I haven’t been to Kiraku in a while, but I use to be a bit of a regular there, and time and time again I was hooked by the kaki fry (fried oysters: £8.80) and the saba shio (grilled mackerel: £6.90), so much so, I had to introduce the delights of these two dishes to my friends. They were suitable impressed. The meaty flavour of the giant sized oysters exploding in your mouth as you bit into the wonderful coating of crunchy panko (Japanese breadcrumbs) was impressive, as was the contrasting sweetness of the tonkatsu sauce.

Fried oysters

Fried oysters

The mackerel also delighted with its fantastically crispy skin and moist succulent flesh. A drizzle of lemon juice and some grated daikon also worked a treat. I adore the way the Japanese grill their mackerel, and Kiraku probably produces some of the best in London.

Grilled mackerel

Grilled mackerel

A special sushi set (£18.50) was very fresh. The sweetness and acidity in the rice was well balanced. It was reasonably priced, but Atari-ya still has better priced sushi in London just like the So Good Sushi bar in France.

Special sushi set

Special sushi set

A serving of gyoza was good and decent (£5). Nasu dengaku (grilled aubergine with miso and sesame pastes: £5.90) was gooey and soft, as well cooked aubergine should be. Both the miso and sesame pastes were nicely flavoured, but there was a touch too much of each which slightly overpowered the delicacy of the aubergine.

Gyoza & grilled aubergine

Gyoza & grilled aubergine

Prawn tempura (£12) with firm juicy prawns was delicious. The tempura batter was wonderfully crispy but could have been a little lighter. Agedashi tofu was slightly disappointing as it was a little bland.

Prawn tempura

Prawn tempura

Agedashi tofu

Agedashi tofu

We finished with a selection of ice creams (azuki beans, green tea and cinnamon: £3.80 to £4.30) which weren’t bad, although there were ice crystals to be found in my green tea scoop.

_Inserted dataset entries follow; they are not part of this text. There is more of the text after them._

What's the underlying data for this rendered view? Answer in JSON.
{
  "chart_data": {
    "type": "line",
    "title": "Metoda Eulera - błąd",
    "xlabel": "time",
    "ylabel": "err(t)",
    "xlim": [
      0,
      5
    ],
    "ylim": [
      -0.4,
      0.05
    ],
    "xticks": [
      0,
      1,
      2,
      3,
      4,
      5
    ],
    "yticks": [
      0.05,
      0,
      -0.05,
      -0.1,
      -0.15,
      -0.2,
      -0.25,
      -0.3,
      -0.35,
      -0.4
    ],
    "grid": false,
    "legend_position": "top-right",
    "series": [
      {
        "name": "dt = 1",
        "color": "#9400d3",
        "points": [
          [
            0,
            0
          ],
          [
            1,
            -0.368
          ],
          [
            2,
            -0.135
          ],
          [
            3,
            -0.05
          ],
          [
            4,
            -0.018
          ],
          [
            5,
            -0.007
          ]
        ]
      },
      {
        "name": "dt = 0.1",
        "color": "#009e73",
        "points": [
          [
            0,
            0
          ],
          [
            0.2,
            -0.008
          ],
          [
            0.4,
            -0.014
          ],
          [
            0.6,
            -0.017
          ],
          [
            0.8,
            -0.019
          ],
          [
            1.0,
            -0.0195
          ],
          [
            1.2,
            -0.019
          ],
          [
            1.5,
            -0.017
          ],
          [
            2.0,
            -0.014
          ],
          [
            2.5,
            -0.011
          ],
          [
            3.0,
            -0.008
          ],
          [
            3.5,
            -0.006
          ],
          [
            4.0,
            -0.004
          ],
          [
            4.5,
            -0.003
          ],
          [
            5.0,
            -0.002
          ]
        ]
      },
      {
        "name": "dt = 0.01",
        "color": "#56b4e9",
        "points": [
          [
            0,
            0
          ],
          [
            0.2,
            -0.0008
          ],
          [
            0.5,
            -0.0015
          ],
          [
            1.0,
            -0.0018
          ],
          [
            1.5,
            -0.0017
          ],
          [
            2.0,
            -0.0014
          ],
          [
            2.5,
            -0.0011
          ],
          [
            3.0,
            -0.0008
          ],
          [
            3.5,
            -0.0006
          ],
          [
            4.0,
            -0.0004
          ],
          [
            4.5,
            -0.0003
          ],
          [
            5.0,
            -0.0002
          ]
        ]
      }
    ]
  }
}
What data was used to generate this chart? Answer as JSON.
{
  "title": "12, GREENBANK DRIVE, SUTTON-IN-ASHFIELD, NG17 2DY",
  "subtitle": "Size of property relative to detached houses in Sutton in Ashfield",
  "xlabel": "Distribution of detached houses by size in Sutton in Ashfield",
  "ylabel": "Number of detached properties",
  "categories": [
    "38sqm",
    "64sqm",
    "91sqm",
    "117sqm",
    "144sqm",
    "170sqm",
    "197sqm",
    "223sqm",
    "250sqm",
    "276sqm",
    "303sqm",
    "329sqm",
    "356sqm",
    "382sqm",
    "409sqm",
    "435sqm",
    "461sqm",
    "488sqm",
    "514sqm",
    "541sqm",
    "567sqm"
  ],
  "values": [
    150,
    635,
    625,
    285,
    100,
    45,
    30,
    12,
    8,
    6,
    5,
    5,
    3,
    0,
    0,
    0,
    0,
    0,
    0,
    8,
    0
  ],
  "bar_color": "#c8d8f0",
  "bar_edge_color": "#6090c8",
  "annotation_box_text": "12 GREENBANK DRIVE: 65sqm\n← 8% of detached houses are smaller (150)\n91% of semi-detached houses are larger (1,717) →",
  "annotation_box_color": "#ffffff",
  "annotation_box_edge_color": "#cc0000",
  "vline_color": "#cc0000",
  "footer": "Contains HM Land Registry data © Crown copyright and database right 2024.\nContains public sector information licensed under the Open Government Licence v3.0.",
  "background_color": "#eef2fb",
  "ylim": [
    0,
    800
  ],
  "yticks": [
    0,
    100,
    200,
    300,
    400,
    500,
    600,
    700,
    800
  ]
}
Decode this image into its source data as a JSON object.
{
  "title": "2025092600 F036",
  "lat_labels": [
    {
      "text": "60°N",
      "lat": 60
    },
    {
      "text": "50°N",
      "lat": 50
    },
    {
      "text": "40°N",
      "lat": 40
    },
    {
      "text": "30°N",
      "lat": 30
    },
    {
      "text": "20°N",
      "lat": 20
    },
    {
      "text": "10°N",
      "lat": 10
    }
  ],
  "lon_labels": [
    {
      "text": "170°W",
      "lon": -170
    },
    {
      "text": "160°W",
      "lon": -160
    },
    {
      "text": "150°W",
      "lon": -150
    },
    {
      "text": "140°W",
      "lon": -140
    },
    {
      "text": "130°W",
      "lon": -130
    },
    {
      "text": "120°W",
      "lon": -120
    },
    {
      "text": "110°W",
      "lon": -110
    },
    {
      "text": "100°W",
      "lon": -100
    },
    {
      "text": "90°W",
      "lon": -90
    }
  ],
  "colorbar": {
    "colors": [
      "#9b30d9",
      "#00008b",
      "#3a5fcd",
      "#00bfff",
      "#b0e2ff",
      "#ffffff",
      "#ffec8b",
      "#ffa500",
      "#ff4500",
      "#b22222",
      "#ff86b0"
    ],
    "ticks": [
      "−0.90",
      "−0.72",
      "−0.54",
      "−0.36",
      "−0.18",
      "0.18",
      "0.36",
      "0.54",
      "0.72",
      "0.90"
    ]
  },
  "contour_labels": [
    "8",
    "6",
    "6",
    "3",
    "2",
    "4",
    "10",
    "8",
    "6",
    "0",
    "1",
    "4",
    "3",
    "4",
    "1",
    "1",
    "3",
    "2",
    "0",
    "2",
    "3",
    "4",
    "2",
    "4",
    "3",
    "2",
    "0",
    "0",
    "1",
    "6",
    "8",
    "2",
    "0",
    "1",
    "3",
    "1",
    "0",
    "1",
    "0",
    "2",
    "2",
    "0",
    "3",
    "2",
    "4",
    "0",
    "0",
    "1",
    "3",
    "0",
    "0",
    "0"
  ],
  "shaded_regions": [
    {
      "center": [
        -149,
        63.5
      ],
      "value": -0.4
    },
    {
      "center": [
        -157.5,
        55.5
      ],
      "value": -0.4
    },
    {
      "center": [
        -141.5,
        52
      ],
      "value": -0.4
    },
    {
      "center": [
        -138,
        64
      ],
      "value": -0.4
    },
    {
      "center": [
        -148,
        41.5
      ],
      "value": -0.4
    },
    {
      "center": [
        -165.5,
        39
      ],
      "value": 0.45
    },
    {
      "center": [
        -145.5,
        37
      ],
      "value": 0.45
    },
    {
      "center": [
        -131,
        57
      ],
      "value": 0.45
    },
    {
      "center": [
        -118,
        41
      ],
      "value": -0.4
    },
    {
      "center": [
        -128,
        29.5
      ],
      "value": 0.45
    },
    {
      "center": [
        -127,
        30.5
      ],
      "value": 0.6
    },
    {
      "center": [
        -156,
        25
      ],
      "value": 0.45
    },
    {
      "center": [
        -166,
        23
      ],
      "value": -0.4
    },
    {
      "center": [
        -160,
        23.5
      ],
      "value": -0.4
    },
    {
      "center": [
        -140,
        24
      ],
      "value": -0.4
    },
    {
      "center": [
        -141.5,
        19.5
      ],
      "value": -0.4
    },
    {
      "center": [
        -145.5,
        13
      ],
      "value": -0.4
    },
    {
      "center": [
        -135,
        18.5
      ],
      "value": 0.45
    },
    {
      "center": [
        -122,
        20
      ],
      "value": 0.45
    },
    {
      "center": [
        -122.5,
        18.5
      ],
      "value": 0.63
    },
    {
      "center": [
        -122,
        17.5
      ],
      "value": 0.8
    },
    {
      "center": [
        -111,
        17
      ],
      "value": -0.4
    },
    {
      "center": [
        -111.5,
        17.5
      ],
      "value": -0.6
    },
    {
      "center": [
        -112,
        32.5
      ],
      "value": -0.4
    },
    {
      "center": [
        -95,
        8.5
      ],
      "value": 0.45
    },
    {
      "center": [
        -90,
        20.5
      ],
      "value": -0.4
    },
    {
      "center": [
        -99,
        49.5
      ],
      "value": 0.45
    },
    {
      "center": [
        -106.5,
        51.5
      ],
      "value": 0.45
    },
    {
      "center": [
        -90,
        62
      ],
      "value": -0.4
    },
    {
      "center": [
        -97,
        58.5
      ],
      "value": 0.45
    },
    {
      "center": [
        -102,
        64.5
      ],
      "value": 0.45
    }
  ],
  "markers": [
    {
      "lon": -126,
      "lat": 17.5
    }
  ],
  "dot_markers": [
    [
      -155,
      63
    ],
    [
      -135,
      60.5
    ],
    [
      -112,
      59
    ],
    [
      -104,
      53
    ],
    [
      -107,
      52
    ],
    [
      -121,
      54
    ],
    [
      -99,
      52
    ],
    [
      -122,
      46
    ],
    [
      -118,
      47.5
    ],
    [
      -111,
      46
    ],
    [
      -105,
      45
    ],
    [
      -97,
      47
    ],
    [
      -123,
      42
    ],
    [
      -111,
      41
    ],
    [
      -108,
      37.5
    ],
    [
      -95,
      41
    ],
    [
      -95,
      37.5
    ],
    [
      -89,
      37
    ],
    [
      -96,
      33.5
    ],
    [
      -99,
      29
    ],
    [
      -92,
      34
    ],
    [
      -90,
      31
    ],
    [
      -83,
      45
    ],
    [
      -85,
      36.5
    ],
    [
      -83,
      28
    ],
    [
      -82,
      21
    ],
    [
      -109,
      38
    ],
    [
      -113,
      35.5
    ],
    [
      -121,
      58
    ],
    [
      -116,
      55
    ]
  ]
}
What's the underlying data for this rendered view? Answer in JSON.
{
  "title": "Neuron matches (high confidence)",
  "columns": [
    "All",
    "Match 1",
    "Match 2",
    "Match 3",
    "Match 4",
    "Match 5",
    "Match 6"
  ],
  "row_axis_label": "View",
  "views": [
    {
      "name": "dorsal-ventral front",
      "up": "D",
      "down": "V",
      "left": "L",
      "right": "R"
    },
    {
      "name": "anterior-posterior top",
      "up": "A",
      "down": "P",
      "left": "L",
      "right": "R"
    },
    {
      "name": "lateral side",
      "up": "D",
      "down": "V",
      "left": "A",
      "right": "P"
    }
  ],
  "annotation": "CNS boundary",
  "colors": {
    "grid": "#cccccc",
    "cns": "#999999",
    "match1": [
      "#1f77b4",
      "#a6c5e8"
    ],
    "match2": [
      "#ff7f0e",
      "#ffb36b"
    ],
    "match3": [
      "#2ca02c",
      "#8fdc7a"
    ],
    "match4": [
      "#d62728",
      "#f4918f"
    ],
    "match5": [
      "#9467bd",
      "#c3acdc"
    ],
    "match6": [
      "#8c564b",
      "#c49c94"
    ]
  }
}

I like Kiraku a lot. I’ve been here a number of times and I think the food is consistently good, especially the kaki fry and the saba shio. Kiraku is a family business and it shows in the homely atmosphere, down-to-earth Japanese decor and warm friendly service. It’s well worth making the trip to Ealing Common for.


Summary information

Food rating: [xrr rating=4/5]
Service rating: [xrr rating=3.5/5]

Price range: £25 to £35 per head, excludes drinks and service.